Therapies for children and adolescents
What is psychotherapy for PTSD in children and adolescents?
Traumatic events are highly prevalent in childhood and adolescence. PTSD is often chronic and has immense personal and social costs, and the prognosis for recovery without adequate treatment is poor. Therefore, early and effective treatment is important.
What is the evidence for psychotherapy for PTSD in children and adolescents?

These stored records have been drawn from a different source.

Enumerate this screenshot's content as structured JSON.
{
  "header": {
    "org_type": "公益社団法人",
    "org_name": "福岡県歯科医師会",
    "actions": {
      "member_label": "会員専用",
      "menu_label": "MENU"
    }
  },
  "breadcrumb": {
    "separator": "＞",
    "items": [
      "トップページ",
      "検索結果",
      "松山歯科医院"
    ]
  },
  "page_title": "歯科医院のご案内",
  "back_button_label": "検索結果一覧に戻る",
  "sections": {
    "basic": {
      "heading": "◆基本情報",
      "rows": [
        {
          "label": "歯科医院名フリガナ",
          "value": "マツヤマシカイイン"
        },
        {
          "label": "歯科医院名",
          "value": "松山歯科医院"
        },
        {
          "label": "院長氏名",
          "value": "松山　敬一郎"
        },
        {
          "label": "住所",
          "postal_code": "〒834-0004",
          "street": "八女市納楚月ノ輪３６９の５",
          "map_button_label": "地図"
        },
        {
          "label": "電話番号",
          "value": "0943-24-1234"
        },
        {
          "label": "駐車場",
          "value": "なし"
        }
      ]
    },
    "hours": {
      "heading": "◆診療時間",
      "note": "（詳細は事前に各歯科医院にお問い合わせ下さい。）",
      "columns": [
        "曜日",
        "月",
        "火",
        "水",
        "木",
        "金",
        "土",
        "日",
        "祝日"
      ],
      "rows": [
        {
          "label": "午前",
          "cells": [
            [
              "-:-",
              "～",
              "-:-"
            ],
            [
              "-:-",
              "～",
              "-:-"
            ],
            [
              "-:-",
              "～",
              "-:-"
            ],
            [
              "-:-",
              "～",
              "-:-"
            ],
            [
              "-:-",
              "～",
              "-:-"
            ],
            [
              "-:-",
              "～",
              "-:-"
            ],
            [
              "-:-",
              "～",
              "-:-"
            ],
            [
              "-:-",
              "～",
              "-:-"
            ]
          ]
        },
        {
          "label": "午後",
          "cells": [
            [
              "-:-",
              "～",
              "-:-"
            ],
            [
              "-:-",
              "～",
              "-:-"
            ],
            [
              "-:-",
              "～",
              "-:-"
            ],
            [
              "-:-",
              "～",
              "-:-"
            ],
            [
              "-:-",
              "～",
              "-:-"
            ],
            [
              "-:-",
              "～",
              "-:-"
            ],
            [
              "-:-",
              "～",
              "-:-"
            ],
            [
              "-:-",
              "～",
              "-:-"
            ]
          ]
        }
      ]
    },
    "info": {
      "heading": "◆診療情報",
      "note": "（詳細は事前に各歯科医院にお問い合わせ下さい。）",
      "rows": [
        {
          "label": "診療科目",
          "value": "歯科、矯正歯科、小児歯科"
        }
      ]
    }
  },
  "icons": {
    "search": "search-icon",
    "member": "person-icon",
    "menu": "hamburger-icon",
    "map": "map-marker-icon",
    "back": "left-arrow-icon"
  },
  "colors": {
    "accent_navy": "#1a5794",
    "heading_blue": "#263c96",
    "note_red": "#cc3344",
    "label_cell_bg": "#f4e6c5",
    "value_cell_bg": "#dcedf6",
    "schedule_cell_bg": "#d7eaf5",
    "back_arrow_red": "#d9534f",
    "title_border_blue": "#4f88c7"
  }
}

Moderate quality evidence found a large improvement in PTSD symptoms with psychological treatments by the end of treatment, and a medium-sized improvement by six months post-treatment when compared to untreated or waitlist controls. Compared to treatment as usual or active controls, there were small to medium-sized improvements in PTSD symptoms by the end of treatment and by six months post-treatment. Depression and anxiety symptoms also improved, although to a lesser extent. Studies with older patients, more females, and higher-quality studies reported the largest effect sizes. Individual treatments showed larger effect sizes than group treatments. Treatments that involved caretakers showed larger effect sizes than those involving children/adolescents alone. Studies with more treatment time reported larger effect sizes than shorter treatments. School-based therapies were also effective. There were no influencing effects of trauma type on PTSD symptom outcomes.

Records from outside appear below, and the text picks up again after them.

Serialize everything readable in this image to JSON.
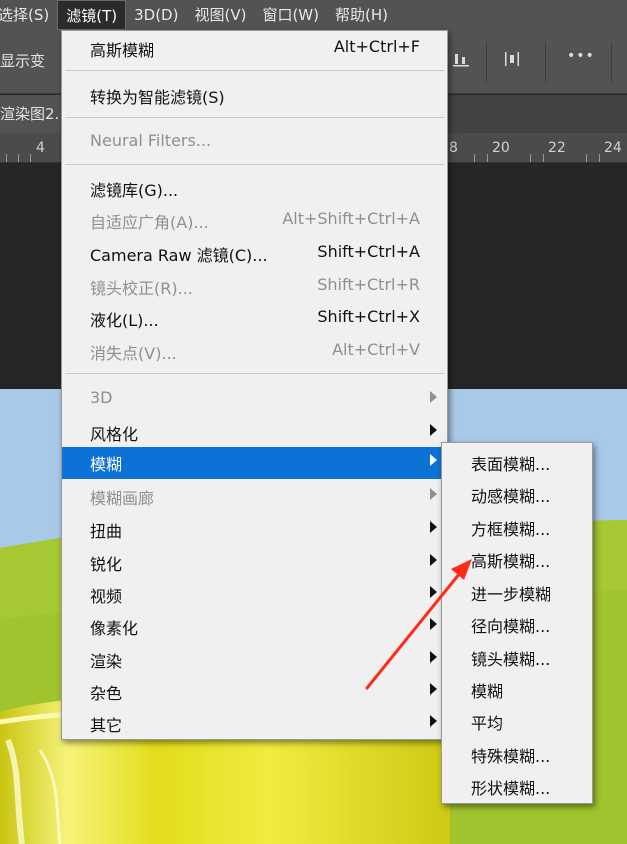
{
  "menubar": {
    "items": [
      "选择(S)",
      "滤镜(T)",
      "3D(D)",
      "视图(V)",
      "窗口(W)",
      "帮助(H)"
    ],
    "active_index": 1
  },
  "optionsbar": {
    "text": "显示变",
    "more_label": "•••"
  },
  "document": {
    "tab_title": "渲染图2."
  },
  "ruler": {
    "labels": [
      "4",
      "8",
      "20",
      "22",
      "24"
    ]
  },
  "filter_menu": {
    "items": [
      {
        "label": "高斯模糊",
        "shortcut": "Alt+Ctrl+F"
      },
      {
        "label": "转换为智能滤镜(S)"
      },
      {
        "label": "Neural Filters...",
        "disabled": true
      },
      {
        "label": "滤镜库(G)..."
      },
      {
        "label": "自适应广角(A)...",
        "shortcut": "Alt+Shift+Ctrl+A",
        "disabled": true
      },
      {
        "label": "Camera Raw 滤镜(C)...",
        "shortcut": "Shift+Ctrl+A"
      },
      {
        "label": "镜头校正(R)...",
        "shortcut": "Shift+Ctrl+R",
        "disabled": true
      },
      {
        "label": "液化(L)...",
        "shortcut": "Shift+Ctrl+X"
      },
      {
        "label": "消失点(V)...",
        "shortcut": "Alt+Ctrl+V",
        "disabled": true
      },
      {
        "label": "3D",
        "submenu": true,
        "disabled": true
      },
      {
        "label": "风格化",
        "submenu": true
      },
      {
        "label": "模糊",
        "submenu": true,
        "highlighted": true
      },
      {
        "label": "模糊画廊",
        "submenu": true,
        "disabled": true
      },
      {
        "label": "扭曲",
        "submenu": true
      },
      {
        "label": "锐化",
        "submenu": true
      },
      {
        "label": "视频",
        "submenu": true
      },
      {
        "label": "像素化",
        "submenu": true
      },
      {
        "label": "渲染",
        "submenu": true
      },
      {
        "label": "杂色",
        "submenu": true
      },
      {
        "label": "其它",
        "submenu": true
      }
    ]
  },
  "blur_submenu": {
    "items": [
      "表面模糊...",
      "动感模糊...",
      "方框模糊...",
      "高斯模糊...",
      "进一步模糊",
      "径向模糊...",
      "镜头模糊...",
      "模糊",
      "平均",
      "特殊模糊...",
      "形状模糊..."
    ]
  },
  "colors": {
    "highlight": "#0c72d6",
    "annotation_arrow": "#ff2a1a",
    "menubar_bg": "#535353"
  }
}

For individual psychological therapies compared to waitlist/no treatment, moderate to low quality evidence found the following therapies were effective (in descending order of effect); cognitive therapy for PTSD (individual trauma-focussed cognitive behavioural therapy [CBT]), combined somatic/cognitive therapies, child-parent psychotherapy, combined trauma-focussed CBT plus parent training, meditation, narrative exposure, exposure/prolonged exposure, play therapy, Cohen trauma-focussed CBT/cognitive processing therapy, and eye movement desensitisation reprocessing [EMDR]. At 1-4 months post-treatment, combined somatic/cognitive therapies, Cohen trauma-focussed CBT/cognitive processing therapy, combined trauma-focussed CBT plus parent training, and narrative exposure all continued to show large effects. There were no significant improvements in symptoms with parent training alone, supportive counselling, or family therapy. Cognitive therapy for PTSD was the most cost-effective intervention, followed by narrative exposure, EMDR, parent training, and group trauma-focussed CBT. Family therapy and supportive counselling were the least cost-effective options.

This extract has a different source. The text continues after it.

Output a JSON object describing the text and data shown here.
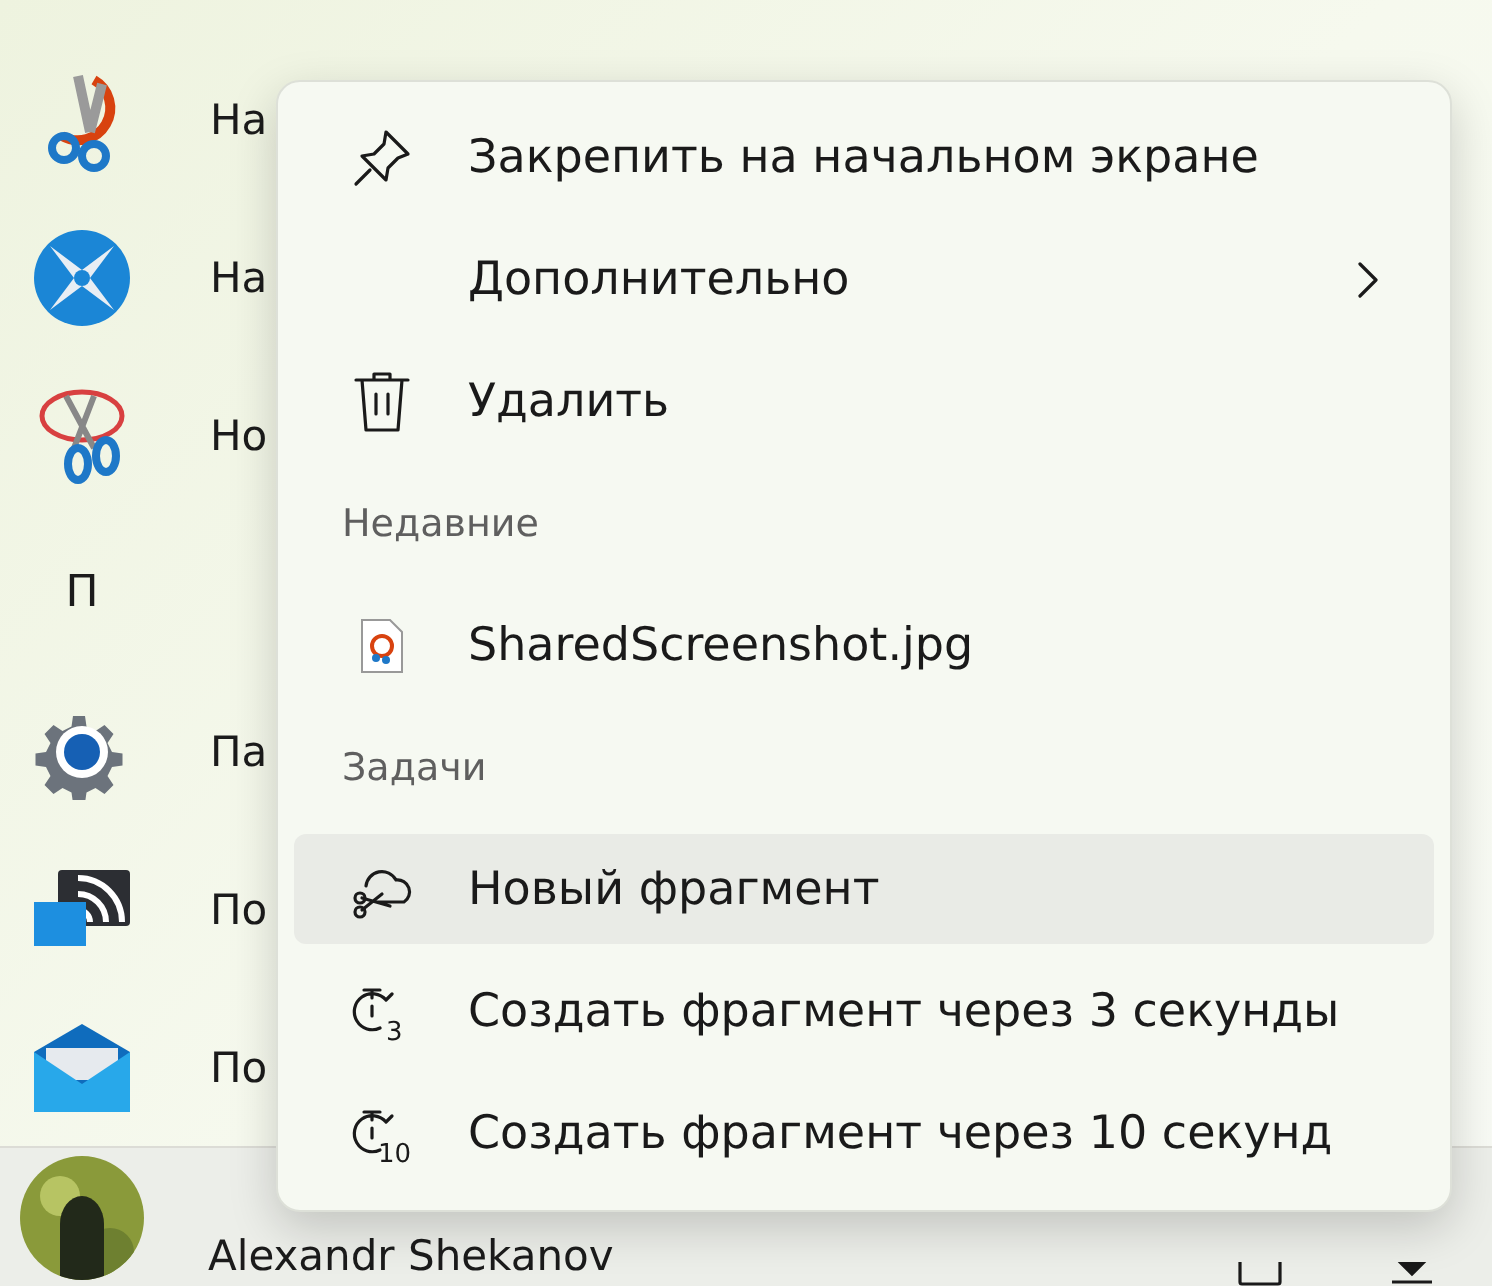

For children in low and middle-income countries, moderate to low quality evidence found improvements in PTSD symptoms post-treatment with any psychosocial therapy and at follow up (up to one year). Most improvements were found in the children aged 15-18 years, in non-displaced children, and in children living in smaller households (<6 members). Depression, functioning, hope, coping, and social support also improved. There was a strong relationship between improvements in functioning and improvements in PTSD symptoms. Interventions delivered by trained, non-specialist lay health workers in schools improved PTSD symptoms, depression, and functioning.